The city continues its struggle to recover from Hurricane Katrina, which pummeled New Orleans in August 2005, and some observers thought the absence of Katrina recovery from Bush’s speech was telling.
Nagin was unfazed. “We’re going to take whatever nickels we have, whatever pennies we have, whatever dollars we have, and we’re going to stretch it, and we’re going to make this recovery work,” he said.
The mayor made his remarks as he announced a two-year pilot program that would offer loans -- interest-free for six months -- to homeowners waiting to receive aid from the sluggish Road Home recovery initiative, a state program that distributes federal funds. Almost 101,700 families have applied to the program, but as of Monday, money had been made available to 258.

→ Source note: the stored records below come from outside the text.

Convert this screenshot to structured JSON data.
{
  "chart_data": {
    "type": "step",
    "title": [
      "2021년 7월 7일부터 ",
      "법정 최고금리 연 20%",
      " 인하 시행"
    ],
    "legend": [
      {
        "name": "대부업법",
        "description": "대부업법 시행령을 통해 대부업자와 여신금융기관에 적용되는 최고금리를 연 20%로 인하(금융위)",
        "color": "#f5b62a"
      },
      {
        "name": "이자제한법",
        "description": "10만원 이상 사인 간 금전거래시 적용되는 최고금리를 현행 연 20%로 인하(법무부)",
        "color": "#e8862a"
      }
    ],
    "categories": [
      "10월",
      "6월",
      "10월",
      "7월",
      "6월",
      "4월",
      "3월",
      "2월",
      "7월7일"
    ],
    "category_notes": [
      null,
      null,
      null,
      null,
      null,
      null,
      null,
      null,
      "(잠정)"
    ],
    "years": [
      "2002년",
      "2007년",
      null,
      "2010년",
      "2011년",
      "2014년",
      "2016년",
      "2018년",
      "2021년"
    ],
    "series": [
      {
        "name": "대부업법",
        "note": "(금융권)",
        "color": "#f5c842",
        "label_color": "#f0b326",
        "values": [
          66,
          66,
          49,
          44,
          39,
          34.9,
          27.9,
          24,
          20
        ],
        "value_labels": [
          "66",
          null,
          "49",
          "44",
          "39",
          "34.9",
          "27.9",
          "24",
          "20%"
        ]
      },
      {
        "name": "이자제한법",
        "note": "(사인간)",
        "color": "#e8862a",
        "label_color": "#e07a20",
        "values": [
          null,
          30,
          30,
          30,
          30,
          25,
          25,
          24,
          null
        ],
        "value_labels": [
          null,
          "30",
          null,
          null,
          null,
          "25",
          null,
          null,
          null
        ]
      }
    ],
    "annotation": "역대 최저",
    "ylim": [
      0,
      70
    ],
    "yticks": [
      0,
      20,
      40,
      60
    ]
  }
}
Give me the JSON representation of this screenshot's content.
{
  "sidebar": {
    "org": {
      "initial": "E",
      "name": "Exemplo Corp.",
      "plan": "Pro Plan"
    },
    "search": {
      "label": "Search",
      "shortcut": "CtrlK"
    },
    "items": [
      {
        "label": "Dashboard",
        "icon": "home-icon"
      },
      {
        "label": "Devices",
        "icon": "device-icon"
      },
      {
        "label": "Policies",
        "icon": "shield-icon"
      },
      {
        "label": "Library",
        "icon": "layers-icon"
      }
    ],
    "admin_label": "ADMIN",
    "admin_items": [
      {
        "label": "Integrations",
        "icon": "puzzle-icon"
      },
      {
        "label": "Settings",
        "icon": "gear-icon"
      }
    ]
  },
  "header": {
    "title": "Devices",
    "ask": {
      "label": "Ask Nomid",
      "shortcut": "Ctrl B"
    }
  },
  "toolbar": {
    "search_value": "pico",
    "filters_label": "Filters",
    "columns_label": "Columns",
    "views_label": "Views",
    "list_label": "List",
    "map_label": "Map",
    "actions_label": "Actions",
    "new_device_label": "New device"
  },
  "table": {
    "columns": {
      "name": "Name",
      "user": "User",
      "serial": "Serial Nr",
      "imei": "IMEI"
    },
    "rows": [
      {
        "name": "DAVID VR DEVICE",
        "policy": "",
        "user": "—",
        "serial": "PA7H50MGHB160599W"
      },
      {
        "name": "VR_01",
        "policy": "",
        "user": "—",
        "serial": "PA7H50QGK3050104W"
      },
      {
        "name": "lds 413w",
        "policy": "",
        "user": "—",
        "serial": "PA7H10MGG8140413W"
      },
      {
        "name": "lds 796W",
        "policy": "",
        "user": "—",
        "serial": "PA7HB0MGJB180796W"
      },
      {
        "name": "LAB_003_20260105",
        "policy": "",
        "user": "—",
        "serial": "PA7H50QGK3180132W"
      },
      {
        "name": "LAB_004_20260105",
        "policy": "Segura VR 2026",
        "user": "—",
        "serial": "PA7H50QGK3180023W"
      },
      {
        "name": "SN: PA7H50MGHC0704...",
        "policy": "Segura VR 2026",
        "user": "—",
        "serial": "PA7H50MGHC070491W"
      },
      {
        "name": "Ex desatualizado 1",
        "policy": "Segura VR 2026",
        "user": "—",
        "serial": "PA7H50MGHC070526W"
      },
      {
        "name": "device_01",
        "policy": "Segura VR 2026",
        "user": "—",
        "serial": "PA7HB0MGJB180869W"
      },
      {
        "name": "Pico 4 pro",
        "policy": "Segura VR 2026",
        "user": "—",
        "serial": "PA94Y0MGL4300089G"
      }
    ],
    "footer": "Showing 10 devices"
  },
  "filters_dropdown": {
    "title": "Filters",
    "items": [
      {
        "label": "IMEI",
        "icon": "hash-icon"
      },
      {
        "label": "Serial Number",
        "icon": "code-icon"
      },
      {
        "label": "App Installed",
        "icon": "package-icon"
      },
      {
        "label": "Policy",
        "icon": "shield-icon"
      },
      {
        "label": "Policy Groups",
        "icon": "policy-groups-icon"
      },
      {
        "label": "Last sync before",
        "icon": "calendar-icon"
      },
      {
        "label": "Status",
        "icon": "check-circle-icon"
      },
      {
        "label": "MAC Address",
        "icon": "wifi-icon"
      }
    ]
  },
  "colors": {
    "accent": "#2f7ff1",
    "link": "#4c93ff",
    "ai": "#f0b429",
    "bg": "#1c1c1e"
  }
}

City officials and residents are frustrated by the slow pace; many homeowners doubt they will ever receive Road Home assistance.
Other Louisiana lawmakers and residents took exception to the omission of the state’s continued plight from Bush’s speech, which focused on Iraq and domestic issues such as healthcare reform and energy consumption.
“Last year we were disappointed that the administration mentioned Katrina almost as an afterthought,” Rep. William J. Jefferson (D-La.), said in a phone interview. “This year ... we are shocked that there was no mention at all of it, as if the problem has been solved, or simply gone away.”
Also Wednesday, Jefferson and other Louisiana lawmakers introduced a bill that would allow the federal government to forgive loans made to local governments after disasters.
“I guess the pain of the hurricane is yesterday’s news in Washington,” Louisiana Gov. Kathleen Babineaux Blanco told a news conference in New Orleans, according to the Associated Press.
“But for us, it’s still very real, very real, and it’s something that we live with every single day.”
Some critics have blamed Blanco’s administration for the slow disbursement of the Road Home money.
Nagin’s “gap-loan” plan -- which is funded by $11 million in federal grants and will be administered by Chase and Liberty Banks -- will initially allow up to 1,000 homeowners who lived in Orleans Parish when Katrina hit to borrow up to $50,000, interest-free for six months, while waiting for Road Home grants. The fund would gradually be replenished as homeowners received Road Home grants and paid off their loans, Nagin said.
Among the eligibility requirements, loan applicants must agree to live in their renovated home for at least three years after it has been repaired.